Podi Lasi was arrested in 2020 and detained in the Boossa high-security prison, together with some other dangerous criminals. He secured bail in 2024. It was obvious that he would flee the country. He played the victim card, claiming that the STF was planning to kill him. His lawyers even demanded that he be given protection. He disappeared soon afterwards, and no one was surprised.
Many an eyebrow was raised when Podi Lassi was enlarged on bail, for he had even issued death threats to the then President and the Defence Secretary. In 2020, while in detention, Podi Lasi and two other underworld characters known as Kosgoda Tharaka and Pitigala Keuma threatened to harm the then President Gotabaya Rajapaksa, Defence Secretary General Kamal Gunaratne, and some senior prison officers. Podi Lassi bragged that his hit squads were capable of taking any target. Those who are charged with less serious offences than drug smuggling and underworld activities are denied bail in this country to prevent them from intimidating witnesses and fleeing overseas.
One may recall that a notorious drug dealer named Mohommad Najim Mohommad Imran alias Kanjipani Imran obtained bail in 2022. Everybody knew that he would flee the country, and he did so a couple of weeks later. The then Public Security Minister Tiran Alles claimed that some unscrupulous lawyers had facilitated Imran’s escape and that of another criminal called Ganemulle Sanjeewa. Imran had been arrested in Dubai together with Sri Lanka’s Napoleon of Crime, Samarasinghe Arachchige Madush Lakshitha alias Makandure Madush in 2019, and brought back to Colombo. Madush perished allegedly in a crossfire between the police and an underworld gang while in custody. Imran has been running his crime syndicate here from overseas. He is believed to have masterminded the murder of Wasantha Perera or Club Wasantha in 2024. Ganemulle Sanjeewa was gunned down inside a courtroom in Colombo in 2025.

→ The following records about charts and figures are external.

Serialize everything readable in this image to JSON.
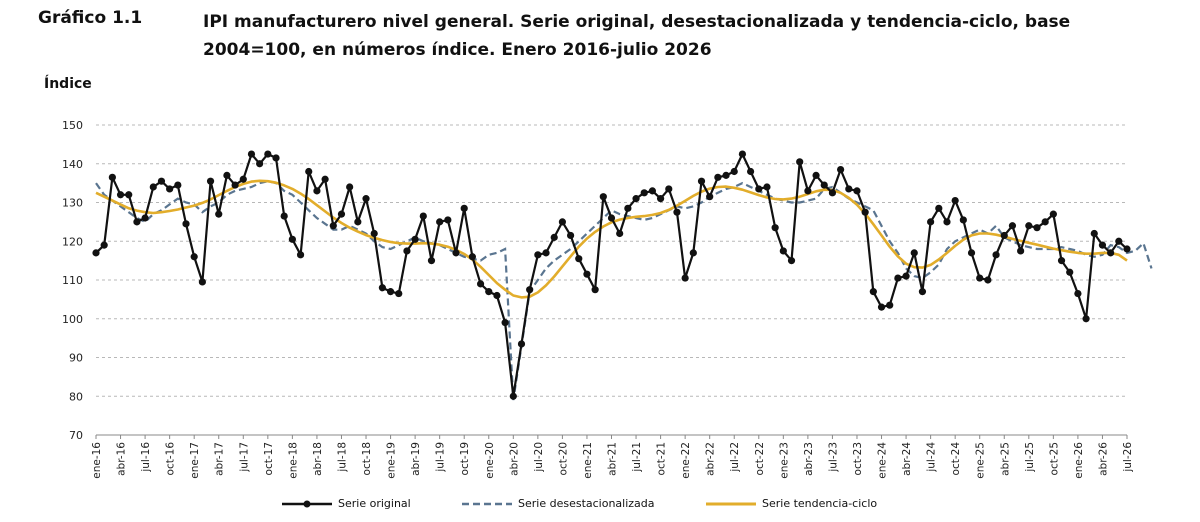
{
  "header": {
    "label": "Gráfico 1.1",
    "title": "IPI manufacturero nivel general. Serie original, desestacionalizada y tendencia-ciclo, base 2004=100, en números índice. Enero 2016-julio 2026"
  },
  "colors": {
    "original": "#111111",
    "desestacionalizada": "#5a7590",
    "tendencia": "#e2ad2b",
    "grid": "#b8b8b8"
  },
  "chart_data": {
    "type": "line",
    "ylabel": "Índice",
    "xlabel": "",
    "ylim": [
      70,
      150
    ],
    "yticks": [
      70,
      80,
      90,
      100,
      110,
      120,
      130,
      140,
      150
    ],
    "grid": true,
    "legend_position": "bottom",
    "x_tick_labels": [
      "ene-16",
      "abr-16",
      "jul-16",
      "oct-16",
      "ene-17",
      "abr-17",
      "jul-17",
      "oct-17",
      "ene-18",
      "abr-18",
      "jul-18",
      "oct-18",
      "ene-19",
      "abr-19",
      "jul-19",
      "oct-19",
      "ene-20",
      "abr-20",
      "jul-20",
      "oct-20",
      "ene-21",
      "abr-21",
      "jul-21",
      "oct-21",
      "ene-22",
      "abr-22",
      "jul-22",
      "oct-22",
      "ene-23",
      "abr-23",
      "jul-23",
      "oct-23",
      "ene-24",
      "abr-24",
      "jul-24",
      "oct-24",
      "ene-25",
      "abr-25",
      "jul-25",
      "oct-25",
      "ene-26",
      "abr-26",
      "jul-26"
    ],
    "n_periods": 127,
    "series": [
      {
        "name": "Serie original",
        "style": "line-markers",
        "values": [
          117,
          119,
          136.5,
          132,
          132,
          125,
          126,
          134,
          135.5,
          133.5,
          134.5,
          124.5,
          116,
          109.5,
          135.5,
          127,
          137,
          134.5,
          136,
          142.5,
          140,
          142.5,
          141.5,
          126.5,
          120.5,
          116.5,
          138,
          133,
          136,
          124,
          127,
          134,
          125,
          131,
          122,
          108,
          107,
          106.5,
          117.5,
          120.5,
          126.5,
          115,
          125,
          125.5,
          117,
          128.5,
          116,
          109,
          107,
          106,
          99,
          80,
          93.5,
          107.5,
          116.5,
          117,
          121,
          125,
          121.5,
          115.5,
          111.5,
          107.5,
          131.5,
          126,
          122,
          128.5,
          131,
          132.5,
          133,
          131,
          133.5,
          127.5,
          110.5,
          117,
          135.5,
          131.5,
          136.5,
          137,
          138,
          142.5,
          138,
          133.5,
          134,
          123.5,
          117.5,
          115,
          140.5,
          133,
          137,
          134.5,
          132.5,
          138.5,
          133.5,
          133,
          127.5,
          107,
          103,
          103.5,
          110.5,
          111,
          117,
          107,
          125,
          128.5,
          125,
          130.5,
          125.5,
          117,
          110.5,
          110,
          116.5,
          121.5,
          124,
          117.5,
          124,
          123.5,
          125,
          127,
          115,
          112,
          106.5,
          100,
          122,
          119,
          117,
          120,
          118
        ]
      },
      {
        "name": "Serie desestacionalizada",
        "style": "dashed",
        "values": [
          135,
          132,
          130.5,
          129,
          127.5,
          126,
          125,
          127,
          128,
          129.5,
          131,
          130,
          129.5,
          127.5,
          129,
          130,
          132,
          133,
          133.5,
          134,
          135,
          135.5,
          135,
          133,
          132,
          130,
          128,
          126,
          124.5,
          123,
          123,
          124,
          123,
          122,
          120,
          118.5,
          118,
          119,
          120,
          121,
          120,
          119.5,
          119,
          118,
          117,
          116,
          115.5,
          115,
          116.5,
          117,
          118,
          79,
          93,
          107,
          110,
          113,
          115,
          116.5,
          118,
          120,
          122,
          124,
          126,
          128,
          127,
          126.5,
          126,
          125.5,
          126,
          127,
          128,
          129,
          128.5,
          129,
          130,
          131.5,
          132.5,
          133.5,
          134,
          135,
          134,
          133,
          132,
          131,
          130.5,
          130,
          130,
          130.5,
          131,
          133.5,
          134,
          132.5,
          131,
          130,
          129,
          128,
          124,
          120,
          117,
          113,
          111,
          110.5,
          112,
          114,
          118,
          120,
          121,
          122,
          123,
          122,
          124,
          121,
          120,
          119,
          118.5,
          118,
          118,
          118,
          118.5,
          118,
          117.5,
          116.5,
          116,
          116.5,
          119,
          118.5,
          117,
          117.5,
          119.5,
          113
        ]
      },
      {
        "name": "Serie tendencia-ciclo",
        "style": "line",
        "values": [
          132.5,
          131.5,
          130.5,
          129.5,
          128.5,
          127.9,
          127.5,
          127.3,
          127.5,
          127.8,
          128.2,
          128.7,
          129.2,
          129.9,
          130.8,
          131.9,
          133,
          134,
          134.8,
          135.4,
          135.6,
          135.5,
          135.1,
          134.4,
          133.5,
          132.3,
          130.9,
          129.3,
          127.7,
          126.1,
          124.7,
          123.5,
          122.5,
          121.6,
          120.9,
          120.3,
          119.8,
          119.5,
          119.4,
          119.4,
          119.5,
          119.4,
          119.1,
          118.6,
          117.8,
          116.7,
          115.3,
          113.4,
          111.3,
          109.2,
          107.5,
          106,
          105.5,
          105.7,
          106.8,
          108.6,
          110.9,
          113.5,
          116.1,
          118.6,
          120.7,
          122.4,
          123.8,
          124.9,
          125.6,
          126,
          126.3,
          126.5,
          126.8,
          127.3,
          128.1,
          129.2,
          130.4,
          131.7,
          132.8,
          133.6,
          134,
          134.1,
          133.8,
          133.3,
          132.6,
          131.9,
          131.3,
          130.9,
          130.8,
          131,
          131.5,
          132.2,
          132.9,
          133.3,
          133.2,
          132.5,
          131.2,
          129.4,
          127.1,
          124.4,
          121.5,
          118.6,
          116.1,
          114.2,
          113.3,
          113.2,
          113.9,
          115.3,
          117,
          118.8,
          120.4,
          121.5,
          122,
          122,
          121.7,
          121.2,
          120.6,
          120.1,
          119.6,
          119.1,
          118.6,
          118.1,
          117.7,
          117.3,
          117,
          116.8,
          116.8,
          117,
          117,
          116.5,
          115
        ]
      }
    ]
  },
  "legend": [
    {
      "label": "Serie original"
    },
    {
      "label": "Serie desestacionalizada"
    },
    {
      "label": "Serie tendencia-ciclo"
    }
  ]
}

Some underworld kingpins have turned this country into a narcotic hub, for all intents and purposes, if the sheer amounts of dangerous drugs frequently taken into custody are any indication. They are capable of killing anyone anywhere. A lawyer and his wife were gunned down near the defence headquarters complex, Akuregoda, recently.
It is public knowledge that whenever a drug czar is netted, a well-coordinated operation gets underway to secure his release, with lawyers, politicians, and some rogue elements in the police and other state institutions such as the Government Analyst’s Department springing into action. In September 2023, Nadun Chinthaka Wickremaratne alias Harak Kata almost escaped from the CID headquarters where he was detained and interrogated. If not for some vigilant STF personnel, his crime syndicate would have been able to launch a spectacular operation with the help of some commandos and spring him free. Salindu Malshitha alias Kudu Salindu, arrested with Harak Kata in Madagascar, and extradited to Sri Lanka in 2023 also fled the country after obtaining bail.
Sri Lanka’s anti-narcotic laws are characterised by glaring inadequacies that allow clever lawyers appearing for wealthy drug lords to drive a coach and horses through them. They have done so on numerous occasions much to the dismay of the police and the public. The need for laws with stronger teeth to deal with drug lords and other such criminals firmly and make this country safe for the ordinary citizens cannot be overemphasised.